Pragmatismo atômico

Miguel Gustavo de Paiva Torres

Com a desintegração territorial, militar e política da extinta União Soviética, no início dos anos 90, os primeiros passos de Moscou pareciam ir ao encontro dos interesses do Ocidente no estabelecimento de uma nova ordem mundial unipolar, sob comando dos Estados Unidos da América.

A emergente Federação Russa estaria fadada, no fim da história falsamente profetizada por Francis Fukuyama, a se juntar ao “ocidente civilizado”, nos mesmos termos da Alemanha e do Japão pós-rendição na segunda guerra mundial: abdicar de sua plena soberania em favor de uma soberania relativa, com a redução do seu arsenal e poder militar, em troca de prosperidade econômica, valores e princípios democráticos.

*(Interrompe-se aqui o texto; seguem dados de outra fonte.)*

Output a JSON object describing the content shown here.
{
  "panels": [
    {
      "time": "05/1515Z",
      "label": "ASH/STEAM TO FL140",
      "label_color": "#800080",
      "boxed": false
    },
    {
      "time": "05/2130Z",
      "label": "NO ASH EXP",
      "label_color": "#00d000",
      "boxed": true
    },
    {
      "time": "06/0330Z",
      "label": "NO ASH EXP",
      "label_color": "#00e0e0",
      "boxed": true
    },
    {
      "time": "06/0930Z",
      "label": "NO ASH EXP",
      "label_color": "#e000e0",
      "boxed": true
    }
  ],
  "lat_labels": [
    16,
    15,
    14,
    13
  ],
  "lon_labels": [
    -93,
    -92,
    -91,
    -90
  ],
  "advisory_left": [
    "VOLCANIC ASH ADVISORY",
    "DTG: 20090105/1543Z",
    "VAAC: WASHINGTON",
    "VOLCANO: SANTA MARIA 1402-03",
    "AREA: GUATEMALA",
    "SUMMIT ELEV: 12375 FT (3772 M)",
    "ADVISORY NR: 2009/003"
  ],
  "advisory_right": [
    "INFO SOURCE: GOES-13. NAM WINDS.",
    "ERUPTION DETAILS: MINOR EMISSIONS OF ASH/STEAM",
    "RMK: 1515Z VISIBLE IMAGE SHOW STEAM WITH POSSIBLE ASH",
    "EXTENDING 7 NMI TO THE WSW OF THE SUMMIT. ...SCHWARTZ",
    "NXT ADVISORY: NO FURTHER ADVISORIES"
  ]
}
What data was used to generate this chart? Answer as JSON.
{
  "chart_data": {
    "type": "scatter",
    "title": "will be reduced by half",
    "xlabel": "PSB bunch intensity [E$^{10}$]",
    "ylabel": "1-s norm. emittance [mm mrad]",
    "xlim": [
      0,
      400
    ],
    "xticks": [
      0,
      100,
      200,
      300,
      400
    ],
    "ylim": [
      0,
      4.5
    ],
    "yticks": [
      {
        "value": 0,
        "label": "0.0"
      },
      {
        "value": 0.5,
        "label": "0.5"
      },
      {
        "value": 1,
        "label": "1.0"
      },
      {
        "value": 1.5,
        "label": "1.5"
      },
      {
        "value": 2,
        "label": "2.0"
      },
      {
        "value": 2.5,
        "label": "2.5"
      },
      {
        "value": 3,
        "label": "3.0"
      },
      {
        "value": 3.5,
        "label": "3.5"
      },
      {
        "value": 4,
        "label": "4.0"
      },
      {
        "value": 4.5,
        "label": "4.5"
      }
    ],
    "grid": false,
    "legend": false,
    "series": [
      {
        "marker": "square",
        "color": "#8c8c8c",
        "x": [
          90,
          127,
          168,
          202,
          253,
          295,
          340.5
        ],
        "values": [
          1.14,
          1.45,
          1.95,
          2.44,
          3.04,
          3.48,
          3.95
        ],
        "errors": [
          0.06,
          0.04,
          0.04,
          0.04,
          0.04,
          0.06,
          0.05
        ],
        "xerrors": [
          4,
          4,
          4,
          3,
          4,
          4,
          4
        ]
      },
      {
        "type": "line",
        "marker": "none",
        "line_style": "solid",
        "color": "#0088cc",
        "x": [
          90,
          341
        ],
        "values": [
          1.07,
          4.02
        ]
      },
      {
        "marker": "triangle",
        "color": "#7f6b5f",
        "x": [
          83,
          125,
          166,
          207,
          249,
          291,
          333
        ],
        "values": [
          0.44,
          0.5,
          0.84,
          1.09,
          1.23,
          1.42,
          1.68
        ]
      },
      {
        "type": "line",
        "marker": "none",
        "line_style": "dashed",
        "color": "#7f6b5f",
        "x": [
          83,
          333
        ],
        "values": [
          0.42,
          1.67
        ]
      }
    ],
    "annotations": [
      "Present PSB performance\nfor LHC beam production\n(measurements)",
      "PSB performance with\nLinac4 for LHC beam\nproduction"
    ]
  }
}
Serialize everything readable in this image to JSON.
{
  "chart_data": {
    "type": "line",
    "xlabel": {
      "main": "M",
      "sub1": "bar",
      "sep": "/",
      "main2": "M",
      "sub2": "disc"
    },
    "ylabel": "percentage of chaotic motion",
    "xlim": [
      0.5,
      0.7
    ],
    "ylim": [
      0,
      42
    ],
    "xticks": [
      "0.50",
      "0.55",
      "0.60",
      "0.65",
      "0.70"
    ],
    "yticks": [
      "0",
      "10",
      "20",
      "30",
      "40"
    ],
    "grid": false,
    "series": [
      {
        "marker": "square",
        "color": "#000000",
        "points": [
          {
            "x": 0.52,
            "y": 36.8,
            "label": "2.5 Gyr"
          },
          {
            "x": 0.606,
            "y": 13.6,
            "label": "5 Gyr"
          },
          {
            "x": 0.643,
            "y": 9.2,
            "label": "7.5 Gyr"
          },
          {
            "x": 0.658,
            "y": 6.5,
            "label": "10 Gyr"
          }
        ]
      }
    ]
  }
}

No outro lado do mundo só restaria a China a ser encostada na parede.

O bêbado e mulherengo Boris Yeltsin caminhava trôpego exalando vodka, feliz da vida, com o seu poder, sua fortuna e aliados no saque às riquezas do antigo estado soviético. Mas a KGB — como sempre a KGB —, estava acompanhando a orgia dos novos donos do poder e emplacou no Ministério das Relações Exteriores de Ieltsin o seu antigo chefe, respeitado e sóbrio, Eugenio Primakov.

Nessa época, o jovem Putin, leal até a morte à sua adorada KGB, já andava carregando pastas pelos corredores do Kremlin e fabricando dossiers sobre as extravagâncias, corrupção e bacanais de burocratas e da nova oligarquia bilionária do país, facilitada e incentivada pelo presidente degenerado.

Como a desnuclearização estava na pauta do dia, essa turma do Ieltsin decidiu acalmar o Ocidente entregando rápido, e de bandeja, o poderoso e enorme arsenal nuclear da Ucrânia.

A Ucrânia era uma espécie de ovelha negra da “família” russa, como, por exemplo, o Nordeste no Brasil. Seus habitantes, bravos, aparentados com os russos, mas pobres e considerados inferiores racialmente a estes. De lá são os cossacos, buchas de canhão em todas as guerras, em todos os tempos. Celeiro de judeus.

Primakov chegou forte ao Ministério das Relações Exteriores. Elaborou uma doutrina, conhecida como “Doutrina Primakov” — o nacionalismo pragmático —, contestando qualquer relativização da soberania russa e defendendo sua autonomia econômica, política e militar em um cenário mundial que pretendia multipolar. Usou todo o poder e influência da Rússia para atuar estrategicamente no Oriente Médio, Ásia, África, Europa e América do Sul. Conseguiu implantar as bases de sua doutrina e revigorou a autoestima e confiança do povo e do estado russo.

Com a pilha de dossiers que tinha em mãos, não foi difícil para o jovem Putin convencer Ieltsin a lhe indicar como o candidato do sistema à sua sucessão. Primakov tinha a precedência na sucessão, mas terminou abrindo mão para Putin. Ieltsin teve perdão antecipado por qualquer erro ou crime que porventura houvesse cometido sob os eflúvios alcóolicos e afrodisíacos da maravilhosa, pura e cristalina vodka russa.

Este é o início do fio da meada da atual guerra da Rússia contra a Ucrânia e os seus parceiros norte-americanos e europeus representados na OTAN. A doutrina Primakov é a Bíblia de Putin e de todos os seus fiéis nacionalistas russos. A Rússia acima de tudo e de todos, inclusive de Cirilo, Patriarca da Igreja Ortodoxa Russa, velha colaboradora da KGB nos tempos da União Soviética e nos tempos atuais.